2019 Fiscal Year Final Research Report

• Project/Area Number: 16H06122
• Research Category: Grant-in-Aid for Young Scientists (A)
• Allocation Type: Single-year Grants
• Research Field: Material processing/Microstructural control engineering
• Research Institution: National Institute of Advanced Industrial Science and Technology
• Principal Investigator: Tsunehisa Miki 国立研究開発法人産業技術総合研究所, 材料・化学領域, 主任研究員 (20415748)
• Project Period (FY): 2016-04-01 – 2020-03-31
• Keywords: 木材 / 塑性加工 / 複合材料 / 組織変化

Outline of Final Research Achievements

This study aimed at developing novel plastic forming of resin-impregnated wood composites using their fluidity by introducing electromagnetic waves. Especially, feasibility of rapid production process of the plastic forming of those wood product have been experimentally explored. Based on the dielectric properties of resin-impregnated wood, impregnated wood with higher dielectric loss showed a rapid dielectric heating from inside of the material, and meantime, the deformability was improved. A scanning probe microscopy showed the existence of the resin among cellulose microfibril aggregates in the wood cell and intercellular region.
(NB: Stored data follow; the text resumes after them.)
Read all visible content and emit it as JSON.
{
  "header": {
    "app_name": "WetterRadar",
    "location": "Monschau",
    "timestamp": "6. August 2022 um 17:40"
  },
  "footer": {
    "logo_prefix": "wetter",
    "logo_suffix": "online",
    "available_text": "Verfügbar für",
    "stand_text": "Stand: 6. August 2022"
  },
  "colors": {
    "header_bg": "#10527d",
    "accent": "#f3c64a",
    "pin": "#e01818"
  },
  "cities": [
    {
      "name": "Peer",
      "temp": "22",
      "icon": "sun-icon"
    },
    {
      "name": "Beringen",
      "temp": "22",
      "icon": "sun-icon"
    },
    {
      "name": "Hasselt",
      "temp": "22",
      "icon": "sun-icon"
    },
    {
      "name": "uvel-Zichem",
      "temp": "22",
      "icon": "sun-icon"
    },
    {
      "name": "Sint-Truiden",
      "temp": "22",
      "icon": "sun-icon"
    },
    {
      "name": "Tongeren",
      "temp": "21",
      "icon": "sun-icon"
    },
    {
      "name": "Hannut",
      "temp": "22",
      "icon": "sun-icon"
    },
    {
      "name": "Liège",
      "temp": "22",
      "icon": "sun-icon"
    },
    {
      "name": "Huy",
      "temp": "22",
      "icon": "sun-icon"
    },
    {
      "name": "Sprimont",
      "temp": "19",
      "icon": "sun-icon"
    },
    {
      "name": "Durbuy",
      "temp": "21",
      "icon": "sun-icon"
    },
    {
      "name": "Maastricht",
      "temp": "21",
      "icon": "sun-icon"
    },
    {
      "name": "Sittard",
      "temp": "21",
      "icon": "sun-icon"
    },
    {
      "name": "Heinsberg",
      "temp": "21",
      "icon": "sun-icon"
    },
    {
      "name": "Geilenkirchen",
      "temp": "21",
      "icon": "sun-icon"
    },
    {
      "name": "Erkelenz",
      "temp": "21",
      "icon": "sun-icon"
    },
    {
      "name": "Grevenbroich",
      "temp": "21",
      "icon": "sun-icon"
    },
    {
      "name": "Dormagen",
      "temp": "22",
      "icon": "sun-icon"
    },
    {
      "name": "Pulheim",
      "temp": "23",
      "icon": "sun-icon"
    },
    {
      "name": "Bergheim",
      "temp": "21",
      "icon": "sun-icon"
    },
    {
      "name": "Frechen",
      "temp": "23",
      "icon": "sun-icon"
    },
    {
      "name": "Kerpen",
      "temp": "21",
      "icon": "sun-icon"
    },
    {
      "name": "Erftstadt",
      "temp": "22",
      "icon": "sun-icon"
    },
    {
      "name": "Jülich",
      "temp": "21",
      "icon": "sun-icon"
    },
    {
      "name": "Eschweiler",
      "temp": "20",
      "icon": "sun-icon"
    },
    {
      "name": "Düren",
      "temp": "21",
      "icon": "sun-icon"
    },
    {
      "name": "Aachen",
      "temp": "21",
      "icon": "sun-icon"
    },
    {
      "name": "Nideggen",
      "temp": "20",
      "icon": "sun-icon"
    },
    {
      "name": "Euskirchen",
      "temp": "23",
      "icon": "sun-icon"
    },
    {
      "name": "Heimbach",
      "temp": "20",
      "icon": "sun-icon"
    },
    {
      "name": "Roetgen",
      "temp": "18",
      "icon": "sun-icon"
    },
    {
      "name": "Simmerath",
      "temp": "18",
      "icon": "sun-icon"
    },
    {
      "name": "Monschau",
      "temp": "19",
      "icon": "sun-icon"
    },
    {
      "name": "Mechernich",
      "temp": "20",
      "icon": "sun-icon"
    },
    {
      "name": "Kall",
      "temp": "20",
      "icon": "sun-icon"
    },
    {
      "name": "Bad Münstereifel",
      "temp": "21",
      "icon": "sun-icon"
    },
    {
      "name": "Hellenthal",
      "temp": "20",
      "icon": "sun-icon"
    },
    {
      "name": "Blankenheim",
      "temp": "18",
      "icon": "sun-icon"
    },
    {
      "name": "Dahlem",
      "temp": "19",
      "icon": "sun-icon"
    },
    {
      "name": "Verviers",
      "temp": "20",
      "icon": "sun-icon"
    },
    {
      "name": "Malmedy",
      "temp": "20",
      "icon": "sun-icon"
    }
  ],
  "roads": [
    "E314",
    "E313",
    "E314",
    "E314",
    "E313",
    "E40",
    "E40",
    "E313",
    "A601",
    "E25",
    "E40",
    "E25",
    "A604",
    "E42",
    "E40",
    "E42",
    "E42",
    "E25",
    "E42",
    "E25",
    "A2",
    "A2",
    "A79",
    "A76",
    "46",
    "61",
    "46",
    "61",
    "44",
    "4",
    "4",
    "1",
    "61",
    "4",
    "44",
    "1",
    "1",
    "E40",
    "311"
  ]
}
These resin might contribute the improvement of cell-cell deformation as well as intra-cell deformations of the impregnated wood.
By this fundamental approach for applying a dielectric heating onto the metal mold system, problems associate with isolation structure and motions of the metal mold parts were addressed.

Free Research Field

材料加工・処理

Academic Significance and Societal Importance of the Research Achievements

本研究で着目した木質流動成形技術は、木質系素材の変形能を利用した賦形技術であり、汎用の塑性加工（鍛造）用金型とプレス装置があれば、自由な形状へバルク状木材を比較的短時間で成形加工できる。さらに樹脂含浸を併用すれば、木材の高強度化や寸法安定化などの機能化も同時に達成できる。この技術を実用化すれば、日本国内に賦存する木質資源から効率的に、且つ、高付加価値で炭素固定に寄与する伐採木材製品へと転換することができ、環境・経済面を両立する技術の創出につながる。この成果は、持続的社会の形成という大目標のなかで、地下資源由来技術に取って代わることのできる地上木質資源の工業的利活用の促進に大きく貢献できる。